Forum Moderators: open
'building a white list of ips.'
that's pretty much the gist of it
another option that people have gone with is something like this
Blocking Badly Behaved Bots [webmasterworld.com]
Please excuse my lack of understanding I'm not a programmer, however when I find the right solution I will ask my programmers to implement it.
If I understand right this thread: [webmasterworld.com...]
- Is a system of banning based on frequency of requests and time.
- Includes whitelisted IPs e.g. for SEs.
- Is mainly for sites with bandwidth issues.
I'm trying to decide if this is the solution I need.
We manage approx 100 sites (e.g. business brochure type sites), mostly 20-200 pages, average 1000 page views per month. Bandwidth is not a big problem for us. I just hate the rogue bots because they:
- Mess up the stats,
- steal content for scraper sites,
- seek vulnerabilities
- ...and probably other things I am not aware of.
I am happy to allow any SE bot. I just want to ban the scrapers, vulnerability-seekers, and any non-SE bots.
Does this script do what I'm looking for? [webmasterworld.com...]

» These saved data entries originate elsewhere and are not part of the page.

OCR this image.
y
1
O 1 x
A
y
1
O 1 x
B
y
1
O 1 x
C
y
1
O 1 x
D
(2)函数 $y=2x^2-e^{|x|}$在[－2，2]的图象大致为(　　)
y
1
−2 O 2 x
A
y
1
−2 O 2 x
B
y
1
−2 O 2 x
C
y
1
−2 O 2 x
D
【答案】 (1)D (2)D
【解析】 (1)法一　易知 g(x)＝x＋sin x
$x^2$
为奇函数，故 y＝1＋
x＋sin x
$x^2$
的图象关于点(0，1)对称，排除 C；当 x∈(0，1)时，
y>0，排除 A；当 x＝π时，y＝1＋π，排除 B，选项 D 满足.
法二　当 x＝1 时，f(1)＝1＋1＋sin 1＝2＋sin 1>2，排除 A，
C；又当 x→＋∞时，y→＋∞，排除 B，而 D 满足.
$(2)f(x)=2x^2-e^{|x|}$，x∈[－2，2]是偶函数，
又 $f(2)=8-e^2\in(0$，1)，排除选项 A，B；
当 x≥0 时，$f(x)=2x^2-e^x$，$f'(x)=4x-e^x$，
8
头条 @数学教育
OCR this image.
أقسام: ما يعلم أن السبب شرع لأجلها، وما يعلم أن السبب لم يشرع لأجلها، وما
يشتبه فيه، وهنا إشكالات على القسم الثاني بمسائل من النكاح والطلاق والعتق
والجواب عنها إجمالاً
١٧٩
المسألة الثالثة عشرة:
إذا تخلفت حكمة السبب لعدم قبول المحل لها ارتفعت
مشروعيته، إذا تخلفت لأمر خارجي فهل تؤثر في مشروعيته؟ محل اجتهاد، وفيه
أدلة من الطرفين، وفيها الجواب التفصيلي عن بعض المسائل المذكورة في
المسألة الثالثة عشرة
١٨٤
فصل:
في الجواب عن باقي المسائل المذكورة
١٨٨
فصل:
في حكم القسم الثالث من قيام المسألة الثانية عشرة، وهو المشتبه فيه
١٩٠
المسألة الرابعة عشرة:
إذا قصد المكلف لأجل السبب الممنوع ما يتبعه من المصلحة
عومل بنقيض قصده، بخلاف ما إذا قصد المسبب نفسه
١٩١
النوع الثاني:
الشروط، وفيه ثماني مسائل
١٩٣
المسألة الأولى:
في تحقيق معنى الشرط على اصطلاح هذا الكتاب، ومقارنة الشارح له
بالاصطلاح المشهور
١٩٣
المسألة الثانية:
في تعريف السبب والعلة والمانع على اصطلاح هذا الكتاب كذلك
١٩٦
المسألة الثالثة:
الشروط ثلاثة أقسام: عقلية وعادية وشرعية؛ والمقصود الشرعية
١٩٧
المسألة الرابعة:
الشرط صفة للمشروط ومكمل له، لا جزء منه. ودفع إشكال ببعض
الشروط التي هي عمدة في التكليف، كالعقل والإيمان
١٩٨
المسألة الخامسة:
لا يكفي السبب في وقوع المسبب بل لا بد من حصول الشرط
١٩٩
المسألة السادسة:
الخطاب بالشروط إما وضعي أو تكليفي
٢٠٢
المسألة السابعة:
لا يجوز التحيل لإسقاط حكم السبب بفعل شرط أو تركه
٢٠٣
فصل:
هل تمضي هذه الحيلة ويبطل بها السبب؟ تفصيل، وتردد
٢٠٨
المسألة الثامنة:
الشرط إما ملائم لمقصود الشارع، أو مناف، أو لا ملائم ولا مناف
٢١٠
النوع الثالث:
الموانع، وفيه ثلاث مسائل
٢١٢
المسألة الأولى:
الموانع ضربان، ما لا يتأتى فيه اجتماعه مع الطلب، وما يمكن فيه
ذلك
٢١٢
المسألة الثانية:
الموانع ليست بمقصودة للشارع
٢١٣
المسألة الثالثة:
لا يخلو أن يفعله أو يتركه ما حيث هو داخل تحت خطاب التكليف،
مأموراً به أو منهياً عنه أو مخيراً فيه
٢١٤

Or would a honeypot approach be better? e.g:
A typical good bot obeys robots.txt, while a bad bot has no reason to obey robots.txt and may see robots.txt as a signpost to the good stuff. Would the following be a more appropriate system for me?:
- In robots.txt somehting like: Dissallow all from folder X.
- Then on every page a hidden link to X/index.html
- On X/index.html put a meta robot exclusion tag, AND a hidden link to X/notallowed.htm.
- Ban anything that arrives at X/notallowed.htm
I'm sure that many who are concerned about rogue visitors would agree that a multi-pronged approach is needed (or, at least desired). A honeypot, on its own, isn't enough to catch all the malicious visitors; neither is using .htaccess (on Apache web servers), nor using a Perl program [webmasterworld.com] or PHP script to catch them. But, when combined together, you have a much stronger defence.
Hi Balam, Yes, that Perl program (or PHP script) is the kind of honeypot I mean.
Honeypot:
A note for new users: Install the robots.txt exclusion described above several days (even a week) before "going live" with the script. Many legitimate robots don't always read a new copy of robots.txt every time they access your site; Give them some time to find out that they shouldn't swallow the bait.Yes, I would probably do this. However, would my suggestion of a 2 step process with <meta name="robots" content="noindex,nofollow"> on each page help? Ie the spider may not see the robots.txt but if its following links to get to the '2nd step banning page' it will have hit a previous page with an anti-spider metatag. Its the major SE spiders that I don't want to upset, and they should obey that tag.
What kind of automated bad bots would escape such a honeypot? I just a few escape it, if I can stop the majority I will be happy (and consider further tactics later).